Yeah, Your Feelings Are Important

In philosophy you’re supposed to use arguments to get to the truth. Ideally you and another bro with a different opinion go back and forth lobbing criticisms at the other person’s point of view. There isn’t an end point because philosophers never stop talking. There’s always something else to be critiqued, another point to mention, and another scenario to consider.

From outside, it might appear that the “point” of philosophy is to get somewhere, to arrive at the destination of wisdom. Spoiler alert: this never happens. This isn’t something philosophy promises from the beginning.

I think philosophy is more internally focused than this. Philosophy has strengths and weaknesses- it’s really great at helping you think about your beliefs and actions but it really sucks at delivering a capital a Answer to what you should be doing, thinking or feeling. What I mean is that you should read philosophy and think about philosophy and talk to people about philosophy insofar as it helps you think about whatever is important to you.

The reason that philosophy acts more like a mirror than a vehicle is that we’re not logic-based beings. As unpopular as this opinion is, we’re ruled a lot more by feelings and emotions than reason. We’re rooted to the things we care about in this life, no matter how stupid they are. So, for all your dinner table arguments with your parents about political philosophy the determining factor when you get to the voting booth is your feelings and experience- even if your dad has argued a more convincing case than you have.

So, philosophy can help you determine how you feel about something by asking reason-based questions.

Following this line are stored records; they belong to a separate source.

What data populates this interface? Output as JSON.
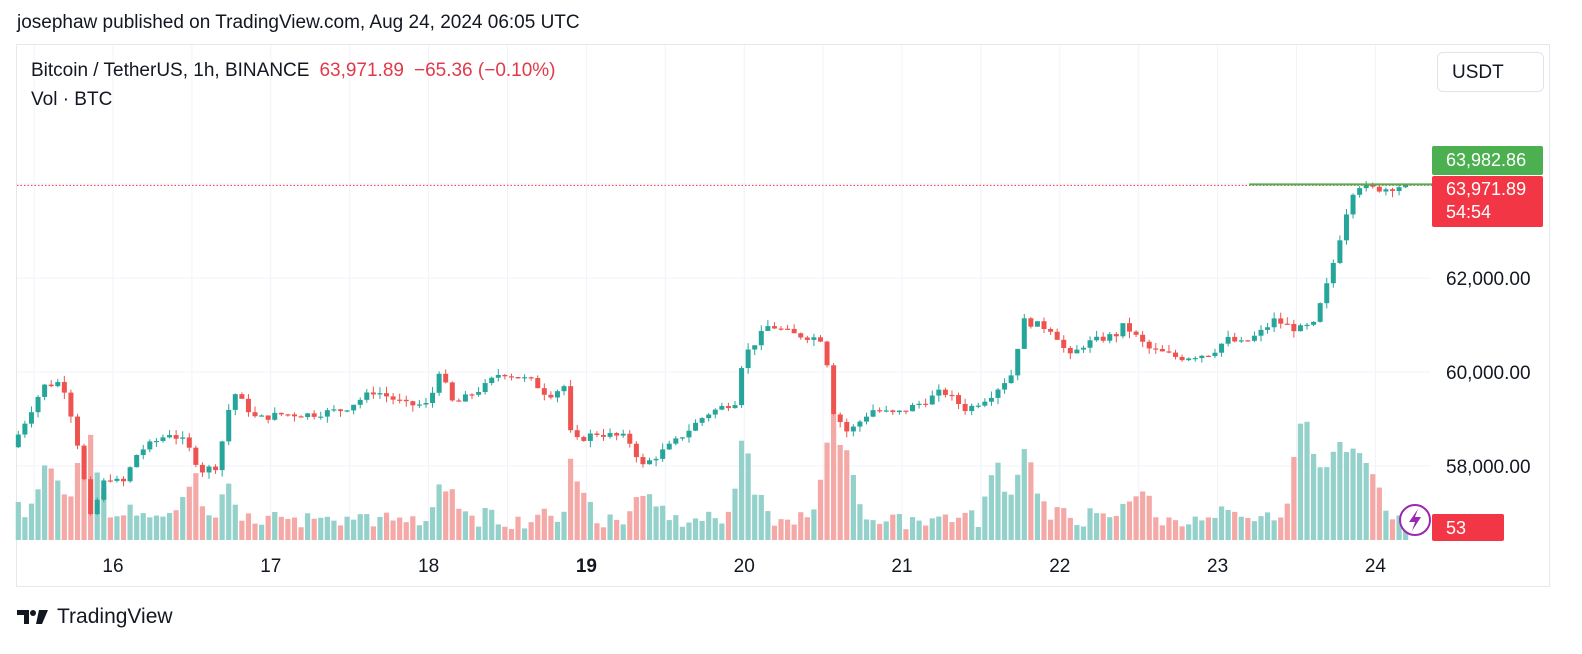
{
  "publisher_line": "josephaw published on TradingView.com, Aug 24, 2024 06:05 UTC",
  "legend": {
    "symbol": "Bitcoin / TetherUS, 1h, BINANCE",
    "price": "63,971.89",
    "change": "−65.36 (−0.10%)",
    "volume_label": "Vol · BTC"
  },
  "currency_button": "USDT",
  "footer_brand": "TradingView",
  "colors": {
    "up": "#26a69a",
    "down": "#ef5350",
    "up_vol": "#94d1cb",
    "down_vol": "#f4a9a7",
    "grid": "#f0f3fa",
    "last_price": "#f23645",
    "high_label": "#4caf50"
  },
  "icons": {
    "brand_logo": "tradingview-logo-icon",
    "lightning": "lightning-icon"
  },
  "chart_data": {
    "type": "candlestick",
    "interval": "1h",
    "y_ticks": [
      58000,
      60000,
      62000
    ],
    "y_tick_labels": [
      "58,000.00",
      "60,000.00",
      "62,000.00"
    ],
    "ylim": [
      55900,
      65200
    ],
    "x_tick_labels": [
      "16",
      "17",
      "18",
      "19",
      "20",
      "21",
      "22",
      "23",
      "24"
    ],
    "x_tick_bold": "19",
    "xlim_days": [
      15.4,
      24.3
    ],
    "price_labels": {
      "high": "63,982.86",
      "last": "63,971.89",
      "countdown": "54:54",
      "volume": "53"
    },
    "last_price": 63971.89,
    "high_price": 63982.86,
    "grid": true,
    "waypoints": [
      [
        15.4,
        58400
      ],
      [
        15.6,
        59700
      ],
      [
        15.72,
        59800
      ],
      [
        15.8,
        58800
      ],
      [
        15.9,
        56900
      ],
      [
        16.0,
        57800
      ],
      [
        16.1,
        57600
      ],
      [
        16.2,
        58300
      ],
      [
        16.4,
        58700
      ],
      [
        16.5,
        58500
      ],
      [
        16.6,
        57900
      ],
      [
        16.7,
        58000
      ],
      [
        16.8,
        59600
      ],
      [
        16.95,
        59000
      ],
      [
        17.1,
        59100
      ],
      [
        17.3,
        59100
      ],
      [
        17.5,
        59200
      ],
      [
        17.7,
        59600
      ],
      [
        17.9,
        59300
      ],
      [
        18.05,
        59300
      ],
      [
        18.1,
        60100
      ],
      [
        18.2,
        59300
      ],
      [
        18.4,
        59700
      ],
      [
        18.5,
        60000
      ],
      [
        18.7,
        59800
      ],
      [
        18.8,
        59500
      ],
      [
        18.9,
        59700
      ],
      [
        18.95,
        58500
      ],
      [
        19.1,
        58700
      ],
      [
        19.3,
        58600
      ],
      [
        19.4,
        58000
      ],
      [
        19.6,
        58500
      ],
      [
        19.8,
        59100
      ],
      [
        20.0,
        59400
      ],
      [
        20.03,
        60300
      ],
      [
        20.2,
        61000
      ],
      [
        20.35,
        60800
      ],
      [
        20.55,
        60700
      ],
      [
        20.6,
        59200
      ],
      [
        20.7,
        58700
      ],
      [
        20.85,
        59200
      ],
      [
        21.0,
        59100
      ],
      [
        21.2,
        59400
      ],
      [
        21.3,
        59600
      ],
      [
        21.45,
        59200
      ],
      [
        21.6,
        59500
      ],
      [
        21.75,
        60000
      ],
      [
        21.8,
        61100
      ],
      [
        22.0,
        60900
      ],
      [
        22.1,
        60300
      ],
      [
        22.2,
        60600
      ],
      [
        22.4,
        60800
      ],
      [
        22.45,
        61000
      ],
      [
        22.6,
        60500
      ],
      [
        22.8,
        60300
      ],
      [
        23.0,
        60400
      ],
      [
        23.1,
        60700
      ],
      [
        23.2,
        60600
      ],
      [
        23.3,
        60800
      ],
      [
        23.4,
        61100
      ],
      [
        23.55,
        60900
      ],
      [
        23.65,
        61000
      ],
      [
        23.75,
        62000
      ],
      [
        23.85,
        63300
      ],
      [
        23.88,
        63700
      ],
      [
        23.92,
        64000
      ],
      [
        24.0,
        63900
      ],
      [
        24.1,
        63900
      ],
      [
        24.22,
        63972
      ]
    ],
    "volume_spikes": [
      [
        15.6,
        1.0
      ],
      [
        15.85,
        0.95
      ],
      [
        16.5,
        0.55
      ],
      [
        18.1,
        0.4
      ],
      [
        18.95,
        0.55
      ],
      [
        19.4,
        0.45
      ],
      [
        20.0,
        0.85
      ],
      [
        20.55,
        1.15
      ],
      [
        20.65,
        0.9
      ],
      [
        21.6,
        0.85
      ],
      [
        21.8,
        0.9
      ],
      [
        22.5,
        0.5
      ],
      [
        23.55,
        2.0
      ],
      [
        23.75,
        1.0
      ],
      [
        23.9,
        1.0
      ],
      [
        24.0,
        0.6
      ]
    ]
  }
}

It can shed light on your own biases, but there’s got to be a visceral connection as well. It can lead you to water, but it can’t make you drink. An experience can change your mind about something you firmly believe, a relationship with someone who believes differently than you can do that, earnest self exploration can do it, but an argument can’t.

When is it going to be okay to talk about the limitations of reason? We’re people, not equations. Believing in something is a complicated and layered course of action that we steer with all parts of ourselves. Is it funny that marketers understand this but philosophers don’t?